Brisbane will see the rental market tighten with yields expect to increase, according to a new report from a leading industry forecaster.
The Inner Brisbane Apartments 2011 to 2018 report from BIS Shrapnel explained that with an increase in tenants,Brisbane will see the rental market tighten with yields expect to increase as tenant demand returns while construction lags from growing employment in the CBD and CBD fringe, concerns about any oversupply are unfounded.
This will be a boost for investors in the region, said BIS Shrapnel senior project manager and report author Angie Zigomanis.
“The tightening vacancy rates will drive acceleration in rental growth for apartments, which in turn will result in improved yields and a strengthening in off-the-plan purchaser demand,” said Mr Zigomanis.
“Price growth will also follow as investors subsequently enter the market in greater numbers, particularly once there is evidence that the Brisbane residential market has bottomed out,” he said.
While supply will be provided, with an increase in off-the-plan sales driving this, due to the lag from commencement to build investors will see a tightening of the market until 2013/14.
Recent high vacancy rates in inner Brisbane were due to the drop in demand during the GFC, said Mr Zigomanis, instead of a result of an oversupply.
“Tenant demand was so weak that it was unable to even absorb new apartment completions that had fallen to 15-year lows,” said Zigomanis.
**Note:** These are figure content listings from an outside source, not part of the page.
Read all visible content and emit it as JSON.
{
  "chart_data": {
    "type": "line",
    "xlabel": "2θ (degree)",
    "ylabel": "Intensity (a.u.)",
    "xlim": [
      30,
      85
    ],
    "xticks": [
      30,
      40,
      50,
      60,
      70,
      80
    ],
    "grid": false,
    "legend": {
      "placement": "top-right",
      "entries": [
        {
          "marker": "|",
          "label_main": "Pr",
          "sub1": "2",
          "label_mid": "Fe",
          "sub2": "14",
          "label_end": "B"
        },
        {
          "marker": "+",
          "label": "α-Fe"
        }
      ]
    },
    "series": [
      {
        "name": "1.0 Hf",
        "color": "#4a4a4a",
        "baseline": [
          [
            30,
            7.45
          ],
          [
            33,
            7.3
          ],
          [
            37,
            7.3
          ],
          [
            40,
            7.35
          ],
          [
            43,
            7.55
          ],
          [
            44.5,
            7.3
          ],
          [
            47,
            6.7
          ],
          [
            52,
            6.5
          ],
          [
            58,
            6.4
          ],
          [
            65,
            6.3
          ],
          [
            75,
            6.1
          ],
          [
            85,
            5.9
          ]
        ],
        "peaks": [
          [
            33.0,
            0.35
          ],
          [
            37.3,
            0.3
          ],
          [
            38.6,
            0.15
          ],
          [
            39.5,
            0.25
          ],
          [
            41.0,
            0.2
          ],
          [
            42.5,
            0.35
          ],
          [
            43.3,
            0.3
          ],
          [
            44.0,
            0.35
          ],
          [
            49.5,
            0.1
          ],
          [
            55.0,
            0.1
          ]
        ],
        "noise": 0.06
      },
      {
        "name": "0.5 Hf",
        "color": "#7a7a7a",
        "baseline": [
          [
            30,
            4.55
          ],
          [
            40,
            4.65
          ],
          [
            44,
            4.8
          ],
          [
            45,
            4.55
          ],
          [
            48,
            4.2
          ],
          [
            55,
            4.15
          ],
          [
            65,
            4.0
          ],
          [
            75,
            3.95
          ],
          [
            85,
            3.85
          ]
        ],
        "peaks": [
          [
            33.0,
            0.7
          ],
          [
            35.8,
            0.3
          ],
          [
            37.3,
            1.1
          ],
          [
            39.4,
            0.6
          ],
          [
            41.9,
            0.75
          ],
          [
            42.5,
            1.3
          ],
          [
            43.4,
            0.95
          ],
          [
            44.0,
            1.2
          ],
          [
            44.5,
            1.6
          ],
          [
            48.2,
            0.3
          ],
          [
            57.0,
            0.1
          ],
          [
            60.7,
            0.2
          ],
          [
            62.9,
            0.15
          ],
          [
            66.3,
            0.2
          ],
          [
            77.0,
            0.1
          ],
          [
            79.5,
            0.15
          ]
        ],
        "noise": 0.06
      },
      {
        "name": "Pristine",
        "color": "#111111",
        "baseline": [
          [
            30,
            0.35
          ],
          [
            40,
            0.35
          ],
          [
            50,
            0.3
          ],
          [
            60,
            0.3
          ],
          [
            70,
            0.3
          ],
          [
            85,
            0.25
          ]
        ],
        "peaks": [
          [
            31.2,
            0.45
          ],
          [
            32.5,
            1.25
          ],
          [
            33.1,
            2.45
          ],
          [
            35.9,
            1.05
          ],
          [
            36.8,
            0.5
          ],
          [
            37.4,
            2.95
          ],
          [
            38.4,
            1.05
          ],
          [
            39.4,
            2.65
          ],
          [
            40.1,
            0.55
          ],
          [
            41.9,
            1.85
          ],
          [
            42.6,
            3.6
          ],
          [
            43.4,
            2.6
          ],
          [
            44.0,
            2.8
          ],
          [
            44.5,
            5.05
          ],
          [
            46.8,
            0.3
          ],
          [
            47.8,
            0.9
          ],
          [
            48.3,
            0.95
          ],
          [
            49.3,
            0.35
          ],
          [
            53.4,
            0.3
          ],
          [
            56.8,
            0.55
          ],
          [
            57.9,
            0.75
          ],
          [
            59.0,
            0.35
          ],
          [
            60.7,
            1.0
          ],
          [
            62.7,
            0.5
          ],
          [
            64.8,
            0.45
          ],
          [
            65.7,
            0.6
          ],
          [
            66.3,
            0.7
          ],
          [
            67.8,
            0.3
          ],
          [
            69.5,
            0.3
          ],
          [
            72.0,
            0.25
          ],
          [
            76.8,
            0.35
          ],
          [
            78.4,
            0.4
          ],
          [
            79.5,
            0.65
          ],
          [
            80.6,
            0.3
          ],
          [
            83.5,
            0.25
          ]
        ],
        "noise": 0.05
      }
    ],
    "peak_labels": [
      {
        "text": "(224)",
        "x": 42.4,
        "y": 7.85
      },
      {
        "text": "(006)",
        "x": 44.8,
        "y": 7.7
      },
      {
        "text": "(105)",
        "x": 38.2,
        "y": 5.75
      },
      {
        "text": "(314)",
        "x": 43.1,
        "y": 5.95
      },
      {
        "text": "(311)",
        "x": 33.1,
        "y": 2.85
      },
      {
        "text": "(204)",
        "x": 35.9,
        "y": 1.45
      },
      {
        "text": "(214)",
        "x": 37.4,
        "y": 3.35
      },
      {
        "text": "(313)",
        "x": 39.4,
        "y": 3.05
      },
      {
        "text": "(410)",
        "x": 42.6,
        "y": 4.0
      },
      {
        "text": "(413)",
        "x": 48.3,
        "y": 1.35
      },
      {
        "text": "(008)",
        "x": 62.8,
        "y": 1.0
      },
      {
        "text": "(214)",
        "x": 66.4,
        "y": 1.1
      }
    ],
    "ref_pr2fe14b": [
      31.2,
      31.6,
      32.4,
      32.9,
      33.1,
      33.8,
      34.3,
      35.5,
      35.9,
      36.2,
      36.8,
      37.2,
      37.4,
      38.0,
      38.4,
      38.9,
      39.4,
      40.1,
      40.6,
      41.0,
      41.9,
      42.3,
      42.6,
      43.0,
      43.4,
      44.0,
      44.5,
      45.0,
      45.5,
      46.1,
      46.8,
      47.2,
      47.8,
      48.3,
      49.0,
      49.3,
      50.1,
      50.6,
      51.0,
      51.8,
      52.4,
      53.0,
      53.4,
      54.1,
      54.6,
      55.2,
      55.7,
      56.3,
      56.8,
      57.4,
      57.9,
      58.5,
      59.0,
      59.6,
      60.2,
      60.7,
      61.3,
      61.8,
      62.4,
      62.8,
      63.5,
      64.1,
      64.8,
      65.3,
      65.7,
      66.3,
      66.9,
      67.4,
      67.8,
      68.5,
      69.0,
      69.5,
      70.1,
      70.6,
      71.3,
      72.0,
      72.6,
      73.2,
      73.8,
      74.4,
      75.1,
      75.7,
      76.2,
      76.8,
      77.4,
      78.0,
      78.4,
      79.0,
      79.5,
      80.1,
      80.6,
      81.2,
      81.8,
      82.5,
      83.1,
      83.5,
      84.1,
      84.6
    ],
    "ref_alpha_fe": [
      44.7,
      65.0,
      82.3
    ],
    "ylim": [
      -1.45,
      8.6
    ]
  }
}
Investors would also be wise to remember the two strong groups driving the demand for apartment rentals in inner Brisbane – Under 40 white collar employees, and students from overseas.
“Although growth in overseas student numbers is still expected to remain limited due to the high dollar, white collar employment in central Brisbane is poised to recover quickly as jobs are created to support the rising investment in coal seam gas projects in regional Queensland,” said Zigomanis.